Executive Summary: In recent years, researchers and journalists have elevated a pattern of prison landscapes being exposed to environmental hazards such as air pollution, poor water quality, proximity to hazardous waste facilities, and inadequate mitigation in the face of extreme weather conditions - a pattern frequently referred to as “prison ecology”. Community organizers, lawyers and other environmental justice activists have needs for empirical evidence of the environmental injustices occurring in and around prison landscapes in order to advocate for the rights of incarcerated peoples to live in conditions that are free of life-threatening conditions.

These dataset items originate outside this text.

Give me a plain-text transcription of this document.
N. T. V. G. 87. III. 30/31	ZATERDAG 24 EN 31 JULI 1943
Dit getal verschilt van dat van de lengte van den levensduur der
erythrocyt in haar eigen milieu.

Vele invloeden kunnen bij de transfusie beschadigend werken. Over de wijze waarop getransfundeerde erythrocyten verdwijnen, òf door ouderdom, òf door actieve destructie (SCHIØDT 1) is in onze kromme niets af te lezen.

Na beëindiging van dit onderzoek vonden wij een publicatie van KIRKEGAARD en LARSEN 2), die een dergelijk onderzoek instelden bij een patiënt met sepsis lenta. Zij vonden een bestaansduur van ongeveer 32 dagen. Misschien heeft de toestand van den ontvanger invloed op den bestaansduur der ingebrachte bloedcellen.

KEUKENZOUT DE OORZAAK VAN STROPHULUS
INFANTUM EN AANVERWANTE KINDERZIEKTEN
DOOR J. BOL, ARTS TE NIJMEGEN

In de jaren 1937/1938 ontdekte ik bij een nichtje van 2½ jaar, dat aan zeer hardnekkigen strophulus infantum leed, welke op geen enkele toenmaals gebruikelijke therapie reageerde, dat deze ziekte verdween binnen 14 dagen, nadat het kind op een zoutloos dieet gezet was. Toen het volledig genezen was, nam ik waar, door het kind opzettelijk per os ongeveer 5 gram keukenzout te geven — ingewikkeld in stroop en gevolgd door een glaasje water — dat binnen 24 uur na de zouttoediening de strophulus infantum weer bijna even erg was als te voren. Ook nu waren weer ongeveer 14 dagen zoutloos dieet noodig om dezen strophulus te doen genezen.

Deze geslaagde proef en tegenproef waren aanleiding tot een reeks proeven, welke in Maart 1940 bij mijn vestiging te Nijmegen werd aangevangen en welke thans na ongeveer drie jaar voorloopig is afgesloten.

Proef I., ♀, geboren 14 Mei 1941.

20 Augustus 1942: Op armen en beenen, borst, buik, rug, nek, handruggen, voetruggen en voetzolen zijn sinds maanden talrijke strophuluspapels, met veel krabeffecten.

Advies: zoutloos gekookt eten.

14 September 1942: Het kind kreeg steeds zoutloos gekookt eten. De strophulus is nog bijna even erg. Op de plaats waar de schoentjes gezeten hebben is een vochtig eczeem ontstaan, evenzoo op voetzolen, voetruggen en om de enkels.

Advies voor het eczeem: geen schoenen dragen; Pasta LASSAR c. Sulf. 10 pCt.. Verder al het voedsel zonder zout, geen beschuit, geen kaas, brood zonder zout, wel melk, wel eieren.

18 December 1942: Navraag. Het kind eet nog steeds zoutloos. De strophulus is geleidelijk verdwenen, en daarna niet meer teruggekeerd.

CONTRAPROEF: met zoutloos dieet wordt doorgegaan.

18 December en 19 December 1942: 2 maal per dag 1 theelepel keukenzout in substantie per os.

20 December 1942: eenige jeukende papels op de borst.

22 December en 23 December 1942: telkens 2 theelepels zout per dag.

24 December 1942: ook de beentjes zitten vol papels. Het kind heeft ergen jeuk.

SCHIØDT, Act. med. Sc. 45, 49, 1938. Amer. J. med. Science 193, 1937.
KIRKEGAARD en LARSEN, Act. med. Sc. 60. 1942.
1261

Geospatial data combined with sociodemographic information about prison populations can elucidate spatial patterns of vulnerability to environmental hazards and support decision-making workflows to advance equity and environmental justice (EEJ) in these underserved landscapes of primarily low-income people of color. To this end, this project pursues an objective to co-design and prototype an operational geographic information system that responds to data needs in decision-making workflows for prison ecology activist organizations. This objective is part of an ongoing partnership with community based organizers affiliated with the Campaign to Fight Toxic Prisons (CFTP) which is a national collective of environmental justice organizers, formerly and currently incarcerated folks and their loved ones, organizing resistance at the intersection of incarceration and the environment. Preliminary landscape analyses have identified several EEJ decision-making geospatial data needs from the perspective of the CFTP. Geospatial data can support immediate efforts to improve the material conditions of incarcerated people or longer term efforts to affect policy and governance of controversial prison projects in toxic landscapes. The project applies peer-reviewed remote sensing methods using data from a suite of sources such as Landsat, SEDAC, Sentinel 1, Sentinel 2, and Sentinel 5 for monitoring of disasters and other ecological forecasting relevant to EEJ data needs. The Geographic Information System (GIS) visualizing these analyses will be prototyped by Blue Raster, a firm that specializes in designing interactive web mapping applications.

This research will be the first comprehensive national study of prison ecology using measurements from satellites and will elevate an issue that has been relatively invisible in broader environmentalism movements. The outcomes of this project will enhance the capability of prison environmental justice activists to apply satellite-based remote sensing data to support community level management to advance EEJ for underserved populations in prison landscapes. In the government domain, the research will consider how remote sensing could improve screening tools or legal processes to prevent or remedy prison ecology issues. In the public domain, the research will consider how remote sensing could inform strategy or media campaigns to support real-time grassroots organizing for just outcomes.